Adversaries may use the exploit.txt file associated with CVE-2017-8759 to execute arbitrary code or escalate privileges on compromised systems. Proactively hunting for this file in Azure Sentinel helps identify potential exploitation attempts leveraging known vulnerabilities before they lead to broader compromise.
YARA Rule
rule CVE_2017_8759_SOAP_txt {
meta:
description = "Detects malicious file in releation with CVE-2017-8759 - file exploit.txt"
author = "Florian Roth"
reference = "https://github.com/Voulnet/CVE-2017-8759-Exploit-sample"
date = "2017-09-14"
hash1 = "840ad14e29144be06722aff4cc04b377364eeed0a82b49cc30712823838e2444"
strings:
$s1 = /<soap:address location="http[s]?:\/\/[^"]{8,140}.hta"/ ascii wide
$s2 = /<soap:address location="http[s]?:\/\/[^"]{8,140}mshta.exe"/ ascii wide
condition:
( filesize < 200KB and 1 of them )
}
This YARA rule can be deployed in the following contexts:
This rule contains 2 string patterns in its detection logic.
Scenario: A system administrator is performing a scheduled backup and the backup script includes a file named exploit.txt for testing purposes.
Filter/Exclusion: Check for file paths containing backup/ or backup_script/ in the file system event logs.
Scenario: A developer is using a tool like Burp Suite to test web application security and saves a file named exploit.txt temporarily in the project directory.
Filter/Exclusion: Exclude files located in directories containing dev/, project/, or test/ in the file system event logs.
Scenario: A scheduled job using PowerShell runs a script that generates a temporary exploit.txt file for logging or debugging purposes.

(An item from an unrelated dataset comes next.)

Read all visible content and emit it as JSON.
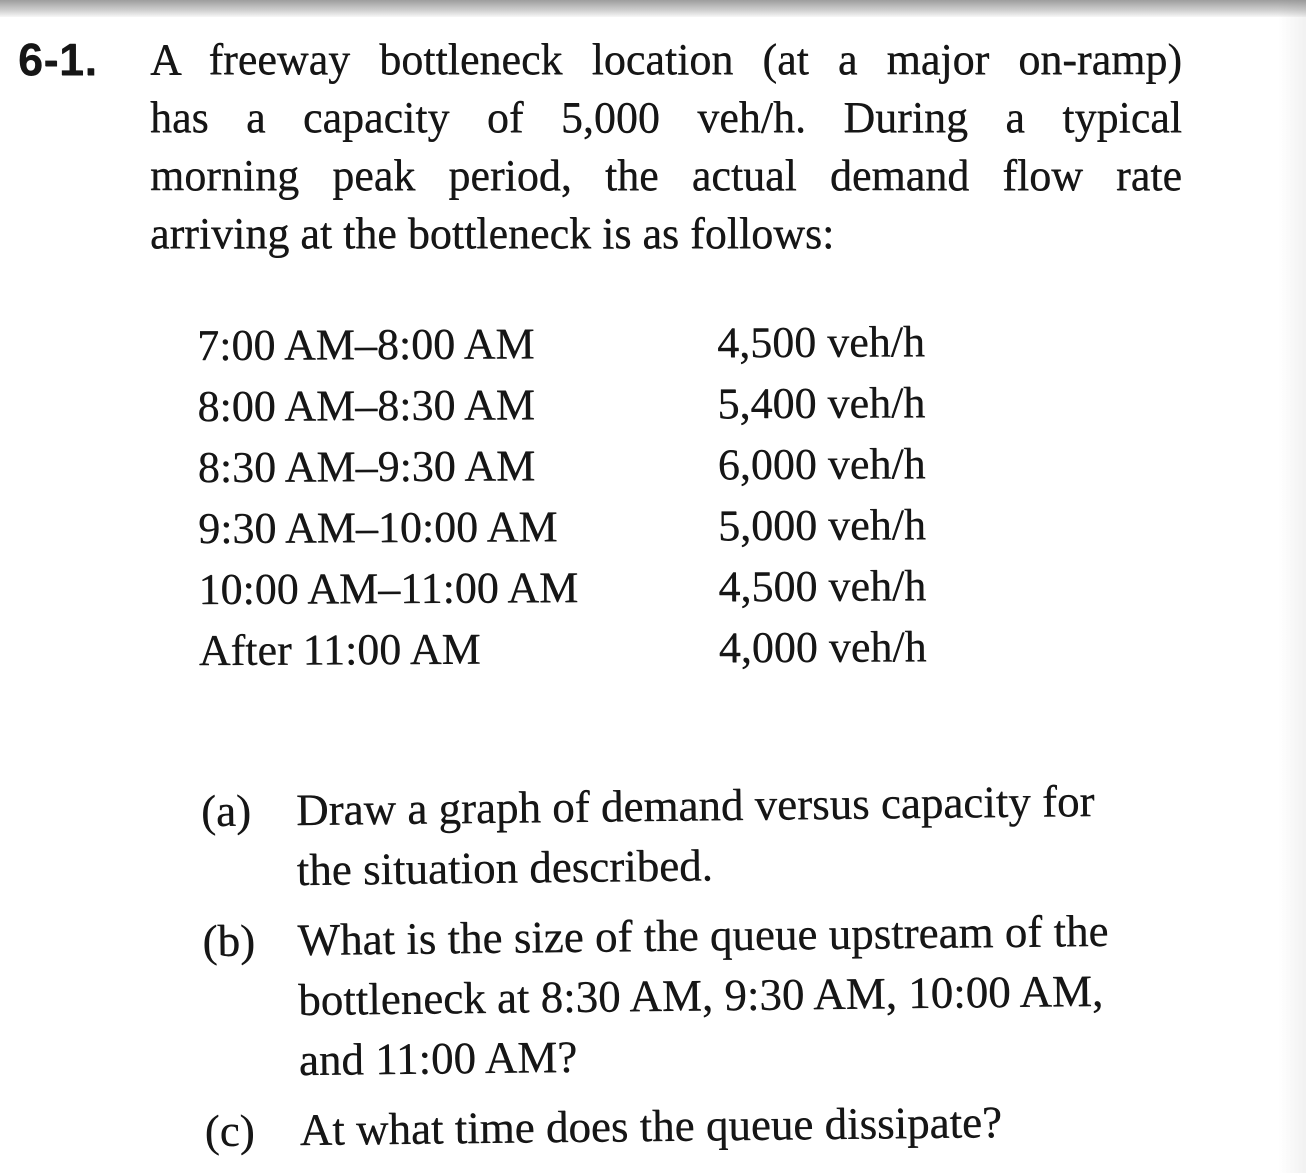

Filter/Exclusion: Filter out files created by processes with the executable name powershell.exe or by users with administrative privileges.

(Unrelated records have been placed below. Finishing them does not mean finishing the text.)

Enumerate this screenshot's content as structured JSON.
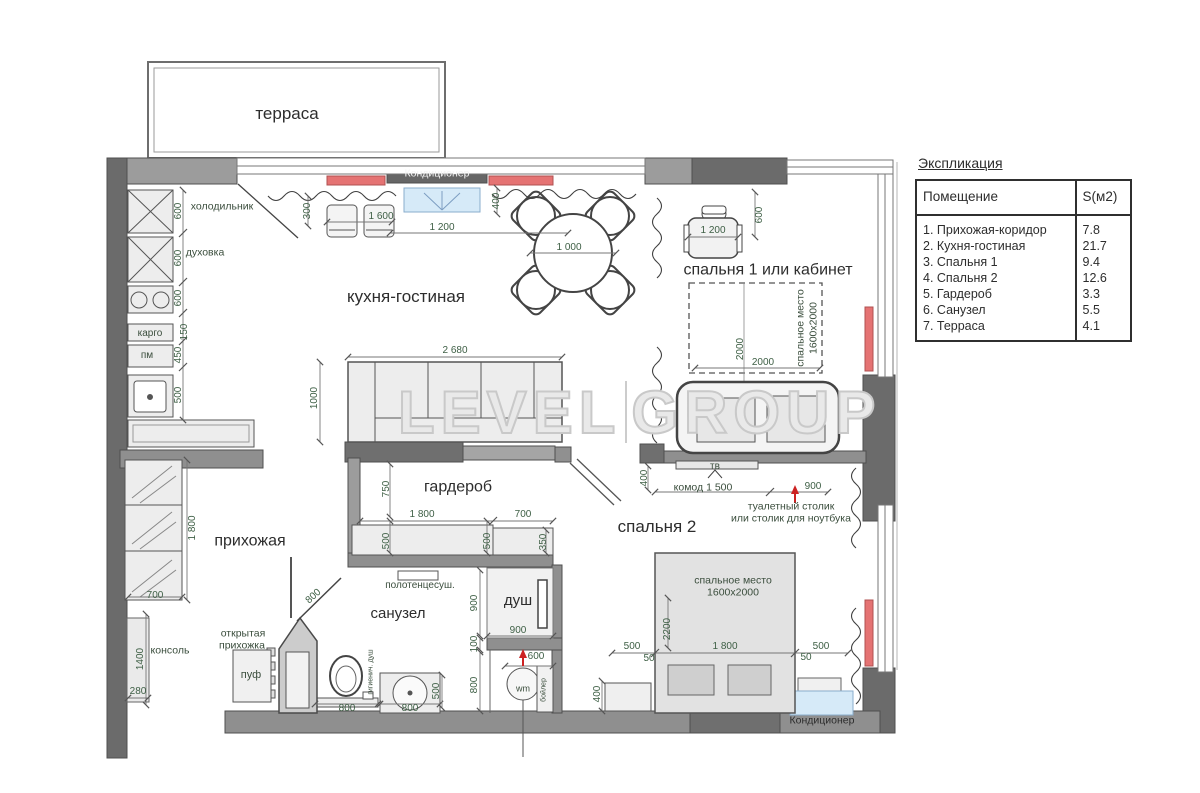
{
  "legend": {
    "title": "Экспликация",
    "col_room": "Помещение",
    "col_area": "S(м2)",
    "rows": [
      {
        "name": "1. Прихожая-коридор",
        "area": "7.8"
      },
      {
        "name": "2. Кухня-гостиная",
        "area": "21.7"
      },
      {
        "name": "3. Спальня 1",
        "area": "9.4"
      },
      {
        "name": "4. Спальня 2",
        "area": "12.6"
      },
      {
        "name": "5. Гардероб",
        "area": "3.3"
      },
      {
        "name": "6. Санузел",
        "area": "5.5"
      },
      {
        "name": "7. Терраса",
        "area": "4.1"
      }
    ]
  },
  "watermark": {
    "word1": "LEVEL",
    "word2": "GROUP"
  },
  "colors": {
    "wall_dark": "#6b6b6b",
    "wall_medium": "#8f8f8f",
    "radiator_red": "#e57373",
    "ac_blue": "#d6eaf8",
    "dim_text": "#3e5f45",
    "label_text": "#2d2d2d",
    "watermark_gray": "#c9c9c9"
  },
  "plan_texts": [
    {
      "n": "terrace-label",
      "t": "терраса",
      "x": 287,
      "y": 114,
      "s": 17,
      "c": "room"
    },
    {
      "n": "kitchen-living-label",
      "t": "кухня-гостиная",
      "x": 406,
      "y": 297,
      "s": 17,
      "c": "room"
    },
    {
      "n": "bedroom1-label",
      "t": "спальня 1 или кабинет",
      "x": 768,
      "y": 271,
      "s": 16,
      "c": "room"
    },
    {
      "n": "wardrobe-label",
      "t": "гардероб",
      "x": 458,
      "y": 488,
      "s": 16,
      "c": "room"
    },
    {
      "n": "bedroom2-label",
      "t": "спальня 2",
      "x": 657,
      "y": 527,
      "s": 17,
      "c": "room"
    },
    {
      "n": "hallway-label",
      "t": "прихожая",
      "x": 250,
      "y": 542,
      "s": 16,
      "c": "room"
    },
    {
      "n": "bathroom-label",
      "t": "санузел",
      "x": 398,
      "y": 614,
      "s": 15,
      "c": "room"
    },
    {
      "n": "shower-label",
      "t": "душ",
      "x": 518,
      "y": 601,
      "s": 15,
      "c": "room"
    },
    {
      "n": "fridge-label",
      "t": "холодильник",
      "x": 222,
      "y": 207,
      "s": 10.5,
      "c": "small"
    },
    {
      "n": "oven-label",
      "t": "духовка",
      "x": 205,
      "y": 253,
      "s": 10.5,
      "c": "small"
    },
    {
      "n": "cargo-label",
      "t": "карго",
      "x": 150,
      "y": 334,
      "s": 10,
      "c": "small"
    },
    {
      "n": "dishwasher-label",
      "t": "пм",
      "x": 147,
      "y": 356,
      "s": 10,
      "c": "small"
    },
    {
      "n": "towel-dryer-label",
      "t": "полотенцесуш.",
      "x": 420,
      "y": 586,
      "s": 10,
      "c": "small"
    },
    {
      "n": "open-hallway-label-1",
      "t": "открытая",
      "x": 243,
      "y": 634,
      "s": 10.5,
      "c": "small"
    },
    {
      "n": "open-hallway-label-2",
      "t": "прихожка",
      "x": 242,
      "y": 646,
      "s": 10.5,
      "c": "small"
    },
    {
      "n": "pouf-label",
      "t": "пуф",
      "x": 251,
      "y": 676,
      "s": 11,
      "c": "small"
    },
    {
      "n": "console-label",
      "t": "консоль",
      "x": 170,
      "y": 651,
      "s": 10.5,
      "c": "small"
    },
    {
      "n": "tv-label-bedroom2",
      "t": "тв",
      "x": 715,
      "y": 467,
      "s": 10,
      "c": "small"
    },
    {
      "n": "dresser-label",
      "t": "комод 1 500",
      "x": 703,
      "y": 488,
      "s": 10.5,
      "c": "small"
    },
    {
      "n": "vanity-label-1",
      "t": "туалетный столик",
      "x": 791,
      "y": 507,
      "s": 10.5,
      "c": "small"
    },
    {
      "n": "vanity-label-2",
      "t": "или столик для ноутбука",
      "x": 791,
      "y": 519,
      "s": 10.5,
      "c": "small"
    },
    {
      "n": "bed2-zone-label-1",
      "t": "спальное место",
      "x": 733,
      "y": 581,
      "s": 10.5,
      "c": "small"
    },
    {
      "n": "bed2-zone-label-2",
      "t": "1600х2000",
      "x": 733,
      "y": 593,
      "s": 10.5,
      "c": "small"
    },
    {
      "n": "bed1-zone-label-1",
      "t": "спальное место",
      "x": 801,
      "y": 328,
      "s": 10.5,
      "c": "small",
      "r": -90
    },
    {
      "n": "bed1-zone-label-2",
      "t": "1600х2000",
      "x": 814,
      "y": 328,
      "s": 10.5,
      "c": "small",
      "r": -90
    },
    {
      "n": "washing-machine-label",
      "t": "wm",
      "x": 523,
      "y": 689,
      "s": 9,
      "c": "small"
    },
    {
      "n": "boiler-label",
      "t": "бойлер",
      "x": 544,
      "y": 690,
      "s": 7,
      "c": "small",
      "r": -90
    },
    {
      "n": "hygienic-shower-label",
      "t": "гигиенич. душ",
      "x": 371,
      "y": 672,
      "s": 7,
      "c": "small",
      "r": -90
    },
    {
      "n": "ac-label-top",
      "t": "Кондиционер",
      "x": 437,
      "y": 174,
      "s": 10.5,
      "c": "white"
    },
    {
      "n": "ac-label-bottom",
      "t": "Кондиционер",
      "x": 822,
      "y": 721,
      "s": 10.5,
      "c": "dark"
    },
    {
      "n": "dim-300",
      "t": "300",
      "x": 308,
      "y": 211,
      "s": 10,
      "c": "dim",
      "r": -90
    },
    {
      "n": "dim-1600",
      "t": "1 600",
      "x": 381,
      "y": 217,
      "s": 10,
      "c": "dim"
    },
    {
      "n": "dim-1200-top",
      "t": "1 200",
      "x": 442,
      "y": 228,
      "s": 10,
      "c": "dim"
    },
    {
      "n": "dim-400-top",
      "t": "400",
      "x": 497,
      "y": 201,
      "s": 10,
      "c": "dim",
      "r": -90
    },
    {
      "n": "dim-1000-table",
      "t": "1 000",
      "x": 569,
      "y": 248,
      "s": 10,
      "c": "dim"
    },
    {
      "n": "dim-1200-desk",
      "t": "1 200",
      "x": 713,
      "y": 231,
      "s": 10,
      "c": "dim"
    },
    {
      "n": "dim-600-desk",
      "t": "600",
      "x": 760,
      "y": 215,
      "s": 10,
      "c": "dim",
      "r": -90
    },
    {
      "n": "dim-2000-v",
      "t": "2000",
      "x": 741,
      "y": 349,
      "s": 10,
      "c": "dim",
      "r": -90
    },
    {
      "n": "dim-2000-h",
      "t": "2000",
      "x": 763,
      "y": 363,
      "s": 10,
      "c": "dim"
    },
    {
      "n": "dim-2680",
      "t": "2 680",
      "x": 455,
      "y": 351,
      "s": 10,
      "c": "dim"
    },
    {
      "n": "dim-1000-sofa",
      "t": "1000",
      "x": 315,
      "y": 398,
      "s": 10,
      "c": "dim",
      "r": -90
    },
    {
      "n": "dim-600-fridge",
      "t": "600",
      "x": 179,
      "y": 211,
      "s": 10,
      "c": "dim",
      "r": -90
    },
    {
      "n": "dim-600-oven",
      "t": "600",
      "x": 179,
      "y": 258,
      "s": 10,
      "c": "dim",
      "r": -90
    },
    {
      "n": "dim-600-hob",
      "t": "600",
      "x": 179,
      "y": 298,
      "s": 10,
      "c": "dim",
      "r": -90
    },
    {
      "n": "dim-150-cargo",
      "t": "150",
      "x": 185,
      "y": 332,
      "s": 10,
      "c": "dim",
      "r": -90
    },
    {
      "n": "dim-450-pm",
      "t": "450",
      "x": 179,
      "y": 355,
      "s": 10,
      "c": "dim",
      "r": -90
    },
    {
      "n": "dim-500-sink",
      "t": "500",
      "x": 179,
      "y": 395,
      "s": 10,
      "c": "dim",
      "r": -90
    },
    {
      "n": "dim-750-wardrobe",
      "t": "750",
      "x": 387,
      "y": 489,
      "s": 10,
      "c": "dim",
      "r": -90
    },
    {
      "n": "dim-1800-wardrobe",
      "t": "1 800",
      "x": 422,
      "y": 515,
      "s": 10,
      "c": "dim"
    },
    {
      "n": "dim-700-wardrobe",
      "t": "700",
      "x": 523,
      "y": 515,
      "s": 10,
      "c": "dim"
    },
    {
      "n": "dim-500-wardrobe-a",
      "t": "500",
      "x": 387,
      "y": 541,
      "s": 10,
      "c": "dim",
      "r": -90
    },
    {
      "n": "dim-500-wardrobe-b",
      "t": "500",
      "x": 488,
      "y": 541,
      "s": 10,
      "c": "dim",
      "r": -90
    },
    {
      "n": "dim-350-wardrobe",
      "t": "350",
      "x": 544,
      "y": 542,
      "s": 10,
      "c": "dim",
      "r": -90
    },
    {
      "n": "dim-400-bedroom2-top",
      "t": "400",
      "x": 645,
      "y": 478,
      "s": 10,
      "c": "dim",
      "r": -90
    },
    {
      "n": "dim-900-vanity",
      "t": "900",
      "x": 813,
      "y": 487,
      "s": 10,
      "c": "dim"
    },
    {
      "n": "dim-500-bed-left",
      "t": "500",
      "x": 632,
      "y": 647,
      "s": 10,
      "c": "dim"
    },
    {
      "n": "dim-50-bed-left",
      "t": "50",
      "x": 649,
      "y": 659,
      "s": 10,
      "c": "dim"
    },
    {
      "n": "dim-1800-bed",
      "t": "1 800",
      "x": 725,
      "y": 647,
      "s": 10,
      "c": "dim"
    },
    {
      "n": "dim-50-bed-right",
      "t": "50",
      "x": 806,
      "y": 658,
      "s": 10,
      "c": "dim"
    },
    {
      "n": "dim-500-bed-right",
      "t": "500",
      "x": 821,
      "y": 647,
      "s": 10,
      "c": "dim"
    },
    {
      "n": "dim-2200-bed",
      "t": "2200",
      "x": 668,
      "y": 629,
      "s": 10,
      "c": "dim",
      "r": -90
    },
    {
      "n": "dim-400-nightstand",
      "t": "400",
      "x": 598,
      "y": 694,
      "s": 10,
      "c": "dim",
      "r": -90
    },
    {
      "n": "dim-800-door",
      "t": "800",
      "x": 314,
      "y": 597,
      "s": 10,
      "c": "dim",
      "r": -42
    },
    {
      "n": "dim-900-shower-v",
      "t": "900",
      "x": 475,
      "y": 603,
      "s": 10,
      "c": "dim",
      "r": -90
    },
    {
      "n": "dim-900-shower-h",
      "t": "900",
      "x": 518,
      "y": 631,
      "s": 10,
      "c": "dim"
    },
    {
      "n": "dim-100",
      "t": "100",
      "x": 475,
      "y": 644,
      "s": 10,
      "c": "dim",
      "r": -90
    },
    {
      "n": "dim-600-wm",
      "t": "600",
      "x": 536,
      "y": 657,
      "s": 10,
      "c": "dim"
    },
    {
      "n": "dim-800-wm",
      "t": "800",
      "x": 475,
      "y": 685,
      "s": 10,
      "c": "dim",
      "r": -90
    },
    {
      "n": "dim-800-toilet",
      "t": "800",
      "x": 347,
      "y": 709,
      "s": 10,
      "c": "dim"
    },
    {
      "n": "dim-800-basin",
      "t": "800",
      "x": 410,
      "y": 709,
      "s": 10,
      "c": "dim"
    },
    {
      "n": "dim-500-basin",
      "t": "500",
      "x": 437,
      "y": 691,
      "s": 10,
      "c": "dim",
      "r": -90
    },
    {
      "n": "dim-1800-hall",
      "t": "1 800",
      "x": 193,
      "y": 528,
      "s": 10,
      "c": "dim",
      "r": -90
    },
    {
      "n": "dim-700-hall",
      "t": "700",
      "x": 155,
      "y": 596,
      "s": 10,
      "c": "dim"
    },
    {
      "n": "dim-1400-hall",
      "t": "1400",
      "x": 141,
      "y": 659,
      "s": 10,
      "c": "dim",
      "r": -90
    },
    {
      "n": "dim-280-hall",
      "t": "280",
      "x": 138,
      "y": 692,
      "s": 10,
      "c": "dim"
    }
  ]
}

Scenario: An IT admin is using Sysinternals Process Explorer to analyze system behavior and manually creates a file named exploit.txt for analysis.
Filter/Exclusion: Exclude files created by processes with the parent process name explorer.exe or Process Explorer.exe.
Scenario: A security tool like OSSEC or Snort generates a log file named exploit.txt as part of its alert output or rule testing.
Filter/Exclusion: Exclude files located in directories such as /var/log/, /etc/, or any directory with a .log or .txt suffix that matches known log file patterns.